I'm running a large (more than 100 nodes) series of mapreduce jobs on Amazon Elastic MapReduce.
In the reduce phase, already-completed map tasks keep failing with
Map output lost, rescheduling: getMapOutput(attempt_201204182047_0053_m_001053_0,299) failed :
java.io.IOException: Error Reading IndexFile
at org.apache.hadoop.mapred.IndexCache.readIndexFileToCache(IndexCache.java:113)
at org.apache.hadoop.mapred.IndexCache.getIndexInformation(IndexCache.java:66)
at org.apache.hadoop.mapred.TaskTracker$MapOutputServlet.doGet(TaskTracker.java:3810)
at javax.servlet.http.HttpServlet.service(HttpServlet.java:707)
at javax.servlet.http.HttpServlet.service(HttpServlet.java:820)
at org.mortbay.jetty.servlet.ServletHolder.handle(ServletHolder.java:511)

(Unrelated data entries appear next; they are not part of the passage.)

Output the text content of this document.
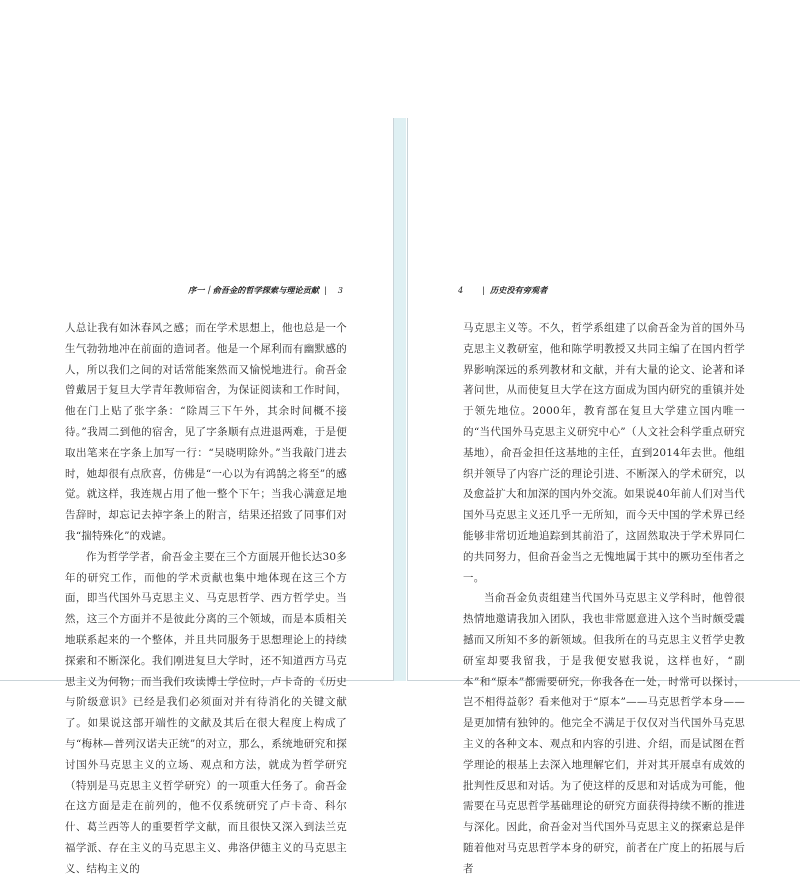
序一｜俞吾金的哲学探索与理论贡献 | 3

人总让我有如沐春风之感；而在学术思想上，他也总是一个生气勃勃地冲在前面的造词者。他是一个犀利而有幽默感的人，所以我们之间的对话常能案然而又愉悦地进行。俞吾金曾戴居于复旦大学青年教师宿舍，为保证阅读和工作时间，他在门上贴了张字条：“除周三下午外，其余时间概不接待。”我周二到他的宿舍，见了字条顺有点进退两难，于是便取出笔来在字条上加写一行：“吴晓明除外。”当我敲门进去时，她却很有点欣喜，仿佛是“一心以为有鸿鹄之将至”的感觉。就这样，我连规占用了他一整个下午；当我心满意足地告辞时，却忘记去掉字条上的附言，结果还招致了同事们对我“揣特殊化”的戏谑。

作为哲学学者，俞吾金主要在三个方面展开他长达30多年的研究工作，而他的学术贡献也集中地体现在这三个方面，即当代国外马克思主义、马克思哲学、西方哲学史。当然，这三个方面并不是彼此分离的三个领域，而是本质相关地联系起来的一个整体，并且共同服务于思想理论上的持续探索和不断深化。我们刚进复旦大学时，还不知道西方马克思主义为何物；而当我们攻读博士学位时，卢卡奇的《历史与阶级意识》已经是我们必须面对并有待消化的关键文献了。如果说这部开端性的文献及其后在很大程度上构成了与“梅林—普列汉诺夫正统”的对立，那么，系统地研究和探讨国外马克思主义的立场、观点和方法，就成为哲学研究（特别是马克思主义哲学研究）的一项重大任务了。俞吾金在这方面是走在前列的，他不仅系统研究了卢卡奇、科尔什、葛兰西等人的重要哲学文献，而且很快又深入到法兰克福学派、存在主义的马克思主义、弗洛伊德主义的马克思主义、结构主义的

4 | 历史没有旁观者

马克思主义等。不久，哲学系组建了以俞吾金为首的国外马克思主义教研室，他和陈学明教授又共同主编了在国内哲学界影响深远的系列教材和文献，并有大量的论文、论著和译著问世，从而使复旦大学在这方面成为国内研究的重镇并处于领先地位。2000年，教育部在复旦大学建立国内唯一的“当代国外马克思主义研究中心”（人文社会科学重点研究基地），俞吾金担任这基地的主任，直到2014年去世。他组织并领导了内容广泛的理论引进、不断深入的学术研究，以及愈益扩大和加深的国内外交流。如果说40年前人们对当代国外马克思主义还几乎一无所知，而今天中国的学术界已经能够非常切近地追踪到其前沿了，这固然取决于学术界同仁的共同努力，但俞吾金当之无愧地属于其中的厥功至伟者之一。

当俞吾金负责组建当代国外马克思主义学科时，他曾很热情地邀请我加入团队，我也非常愿意进入这个当时颇受震撼而又所知不多的新领域。但我所在的马克思主义哲学史教研室却要我留我，于是我便安慰我说，这样也好，“副本”和“原本”都需要研究，你我各在一处，时常可以探讨，岂不相得益彰？看来他对于“原本”——马克思哲学本身——是更加情有独钟的。他完全不满足于仅仅对当代国外马克思主义的各种文本、观点和内容的引进、介绍，而是试图在哲学理论的根基上去深入地理解它们，并对其开展卓有成效的批判性反思和对话。为了使这样的反思和对话成为可能，他需要在马克思哲学基础理论的研究方面获得持续不断的推进与深化。因此，俞吾金对当代国外马克思主义的探索总是伴随着他对马克思哲学本身的研究，前者在广度上的拓展与后者
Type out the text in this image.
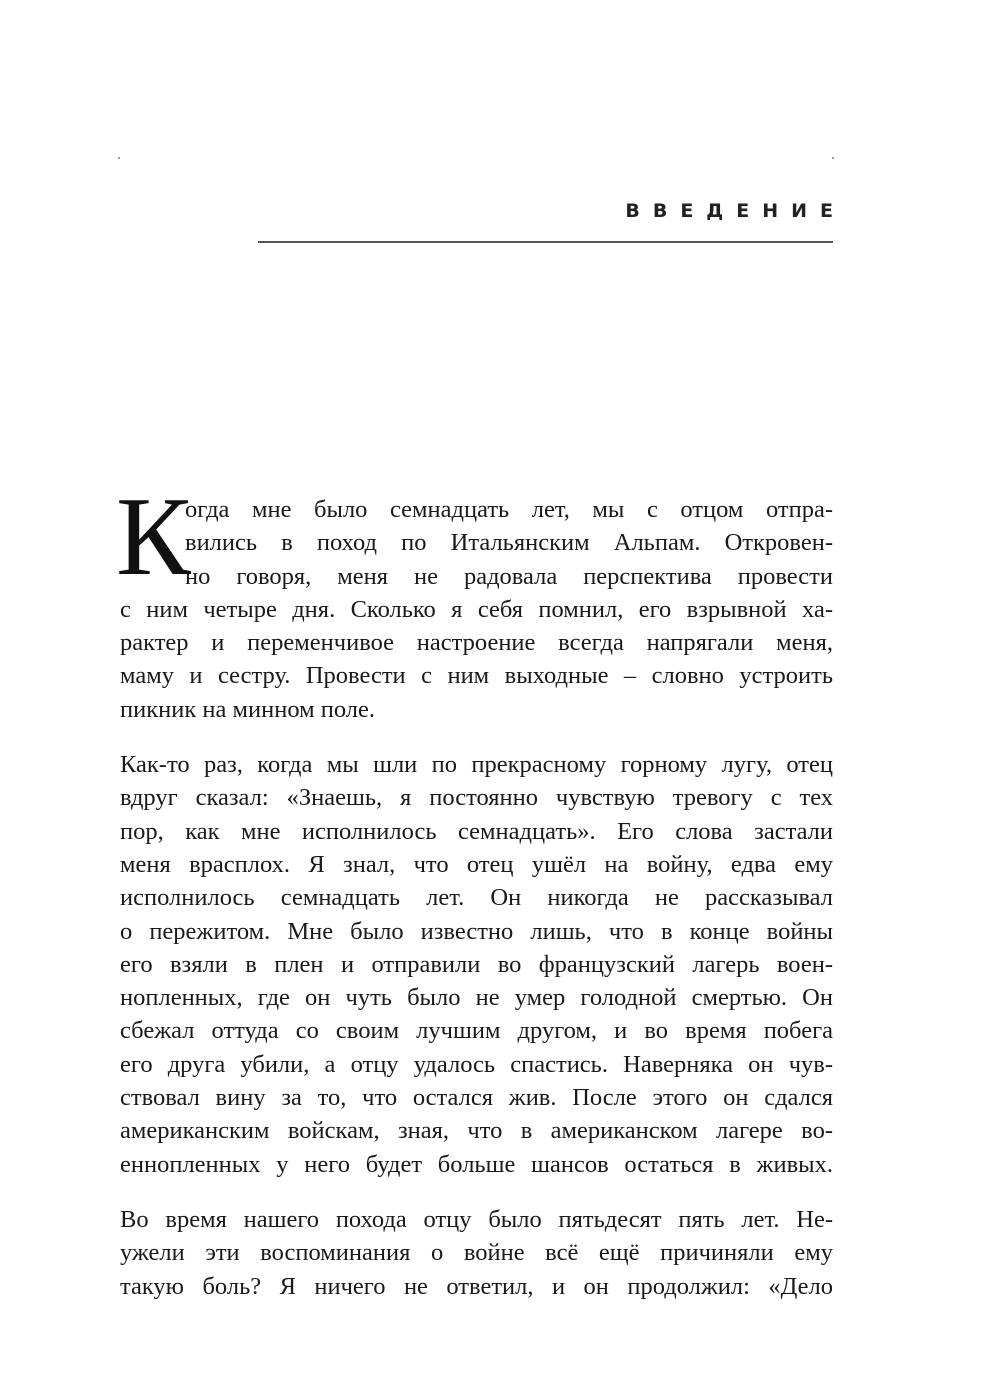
ВВЕДЕНИЕ
К
огда мне было семнадцать лет, мы с отцом отпра-
вились в поход по Итальянским Альпам. Откровен-
но говоря, меня не радовала перспектива провести
с ним четыре дня. Сколько я себя помнил, его взрывной ха-
рактер и переменчивое настроение всегда напрягали меня,
маму и сестру. Провести с ним выходные – словно устроить
пикник на минном поле.
Как-то раз, когда мы шли по прекрасному горному лугу, отец
вдруг сказал: «Знаешь, я постоянно чувствую тревогу с тех
пор, как мне исполнилось семнадцать». Его слова застали
меня врасплох. Я знал, что отец ушёл на войну, едва ему
исполнилось семнадцать лет. Он никогда не рассказывал
о пережитом. Мне было известно лишь, что в конце войны
его взяли в плен и отправили во французский лагерь воен-
нопленных, где он чуть было не умер голодной смертью. Он
сбежал оттуда со своим лучшим другом, и во время побега
его друга убили, а отцу удалось спастись. Наверняка он чув-
ствовал вину за то, что остался жив. После этого он сдался
американским войскам, зная, что в американском лагере во-
еннопленных у него будет больше шансов остаться в живых.
Во время нашего похода отцу было пятьдесят пять лет. Не-
ужели эти воспоминания о войне всё ещё причиняли ему
такую боль? Я ничего не ответил, и он продолжил: «Дело
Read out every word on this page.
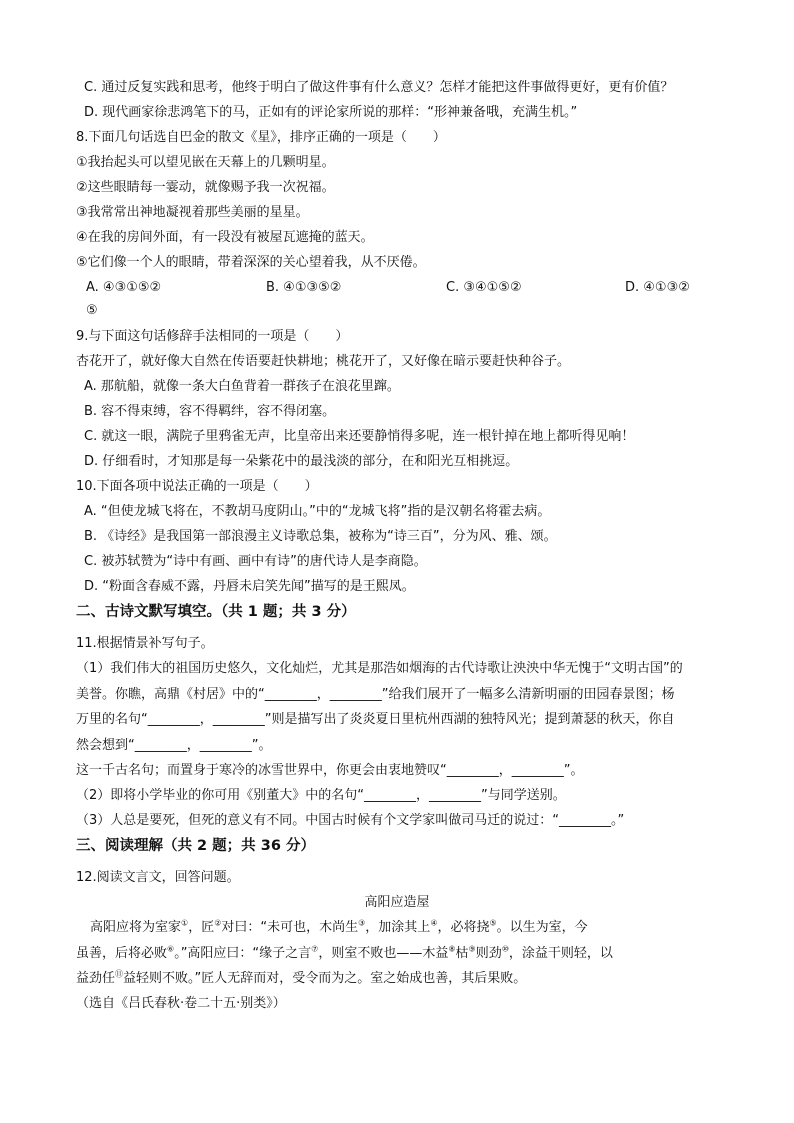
C. 通过反复实践和思考，他终于明白了做这件事有什么意义？怎样才能把这件事做得更好，更有价值？
D. 现代画家徐悲鸿笔下的马，正如有的评论家所说的那样：“形神兼备哦，充满生机。”
8.下面几句话选自巴金的散文《星》，排序正确的一项是（　　）
①我抬起头可以望见嵌在天幕上的几颗明星。
②这些眼睛每一霎动，就像赐予我一次祝福。
③我常常出神地凝视着那些美丽的星星。
④在我的房间外面，有一段没有被屋瓦遮掩的蓝天。
⑤它们像一个人的眼睛，带着深深的关心望着我，从不厌倦。
A. ④③①⑤②	B. ④①③⑤②	C. ③④①⑤②	D. ④①③②
⑤
9.与下面这句话修辞手法相同的一项是（　　）
杏花开了，就好像大自然在传语要赶快耕地；桃花开了，又好像在暗示要赶快种谷子。
A. 那航船，就像一条大白鱼背着一群孩子在浪花里蹿。
B. 容不得束缚，容不得羁绊，容不得闭塞。
C. 就这一眼，满院子里鸦雀无声，比皇帝出来还要静悄得多呢，连一根针掉在地上都听得见响！
D. 仔细看时，才知那是每一朵紫花中的最浅淡的部分，在和阳光互相挑逗。
10.下面各项中说法正确的一项是（　　）
A. “但使龙城飞将在，不教胡马度阴山。”中的“龙城飞将”指的是汉朝名将霍去病。
B. 《诗经》是我国第一部浪漫主义诗歌总集，被称为“诗三百”，分为风、雅、颂。
C. 被苏轼赞为“诗中有画、画中有诗”的唐代诗人是李商隐。
D. “粉面含春威不露，丹唇未启笑先闻”描写的是王熙凤。
二、古诗文默写填空。（共 1 题；共 3 分）
11.根据情景补写句子。
（1）我们伟大的祖国历史悠久，文化灿烂，尤其是那浩如烟海的古代诗歌让泱泱中华无愧于“文明古国”的
美誉。你瞧，高鼎《村居》中的“________，________”给我们展开了一幅多么清新明丽的田园春景图；杨
万里的名句“________，________”则是描写出了炎炎夏日里杭州西湖的独特风光；提到萧瑟的秋天，你自
然会想到“________，________”。
这一千古名句；而置身于寒冷的冰雪世界中，你更会由衷地赞叹“________，________”。
（2）即将小学毕业的你可用《别董大》中的名句“________，________”与同学送别。
（3）人总是要死，但死的意义有不同。中国古时候有个文学家叫做司马迁的说过：“________。”
三、阅读理解（共 2 题；共 36 分）
12.阅读文言文，回答问题。
高阳应造屋
高阳应将为室家①，匠②对曰：“未可也，木尚生③，加涂其上④，必将挠⑤。以生为室，今
虽善，后将必败⑥。”高阳应曰：“缘子之言⑦，则室不败也——木益⑧枯⑨则劲⑩，涂益干则轻，以
益劲任⑪益轻则不败。”匠人无辞而对，受令而为之。室之始成也善，其后果败。
（选自《吕氏春秋·卷二十五·别类》）
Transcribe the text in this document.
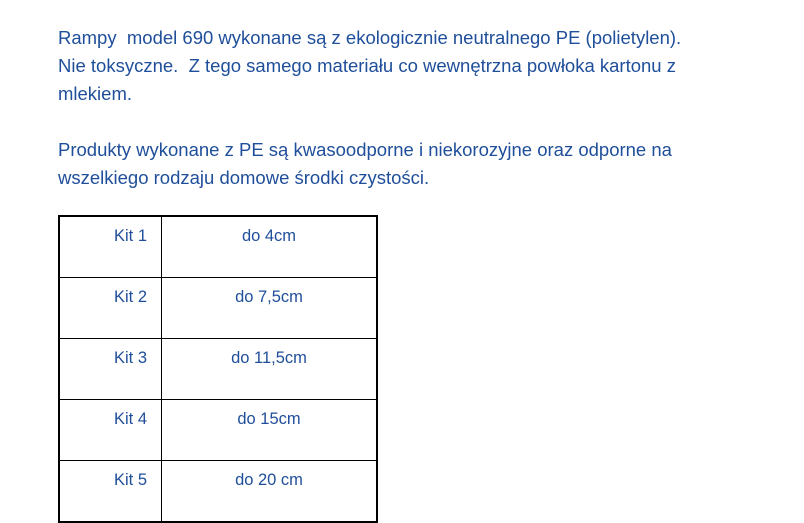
Rampy  model 690 wykonane są z ekologicznie neutralnego PE (polietylen).
Nie toksyczne.  Z tego samego materiału co wewnętrzna powłoka kartonu z
mlekiem.

Produkty wykonane z PE są kwasoodporne i niekorozyjne oraz odporne na
wszelkiego rodzaju domowe środki czystości.

Kit 1	do 4cm
Kit 2	do 7,5cm
Kit 3	do 11,5cm
Kit 4	do 15cm
Kit 5	do 20 cm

at org.mortbay.jetty.servlet.ServletHandler$CachedChain.doFilter(ServletHandler.java:1221)
at org.apache.hadoop.http.HttpServer$QuotingInputFilter.doFilter(HttpServer.java:835)
at org.mortbay.jetty.servlet.ServletHandler$CachedChain.doFilter(ServletHandler.java:1212)
at org.mortbay.jetty.servlet.ServletHandler.handle(ServletHandler.java:399)
at org.mortbay.jetty.security.SecurityHandler.handle(SecurityHandler.java:216)
at org.mortbay.jetty.servlet.SessionHandler.handle(SessionHandler.java:182)
at org.mortbay.jetty.handler.ContextHandler.handle(ContextHandler.java:766)
at org.mortbay.jetty.webapp.WebAppContext.handle(WebAppContext.java:450)
at org.mortbay.jetty.handler.ContextHandlerCollection.handle(ContextHandlerCollection.java:230)
at org.mortbay.jetty.handler.HandlerWrapper.handle(HandlerWrapper.java:152)
at org.mortbay.jetty.Server.handle(Server.java:326)
at org.mortbay.jetty.HttpConnection.handleRequest(HttpConnection.java:542)
at org.mortbay.jetty.HttpConnection$RequestHandler.headerComplete(HttpConnection.java:928)
at org.mortbay.jetty.HttpParser.parseNext(HttpParser.java:549)
at org.mortbay.jetty.HttpParser.parseAvailable(HttpParser.java:212)
at org.mortbay.jetty.HttpConnection.handle(HttpConnection.java:404)
at org.mortbay.io.nio.SelectChannelEndPoint.run(SelectChannelEndPoint.java:410)
at org.mortbay.thread.QueuedThreadPool$PoolThread.run(QueuedThreadPool.java:582)
Caused by: java.io.EOFException
at java.io.DataInputStream.readFully(DataInputStream.java:180)
at java.io.DataInputStream.readLong(DataInputStream.java:399)
at org.apache.hadoop.mapred.SpillRecord.<init>(SpillRecord.java:74)
at org.apache.hadoop.mapred.SpillRecord.<init>(SpillRecord.java:54)
at org.apache.hadoop.mapred.IndexCache.readIndexFileToCache(IndexCache.java:109)
... 23 more
The proportion of mappers for which this happens is few enough that I wouldn't mind except that when it does, the reducers all pause and wait for the 1 map-task to rerun so the entire job keeps pausing for 1-5 minutes each time.
I think this is related to this bug -> https://issues.apache.org/jira/browse/MAPREDUCE-2980 Does anyone know how to run an EMR job without this happening?
EDIT:
Here's some more information if it's any help. The input format is SequenceFileInputFormat
.
The output format is a slightly modified version of SequenceFileOutputFormat
.
The key-value pairs are user-defined (the value is large and implements Configurable
).
There's no Combiner
, just Mapper
and Reducer
.
I'm using block compression for the input and output (and also there's record compression going on for intermediate kv pairs. This is default for EMR). The codec is the default which is SnappyCodec
I believe.
Finally, it's actually a series of jobs which are run in sequence, each one using the output of the previous job as the input to the next.
The first couple jobs are small and run fine. It's only when the jobs start to grow really big that this happens.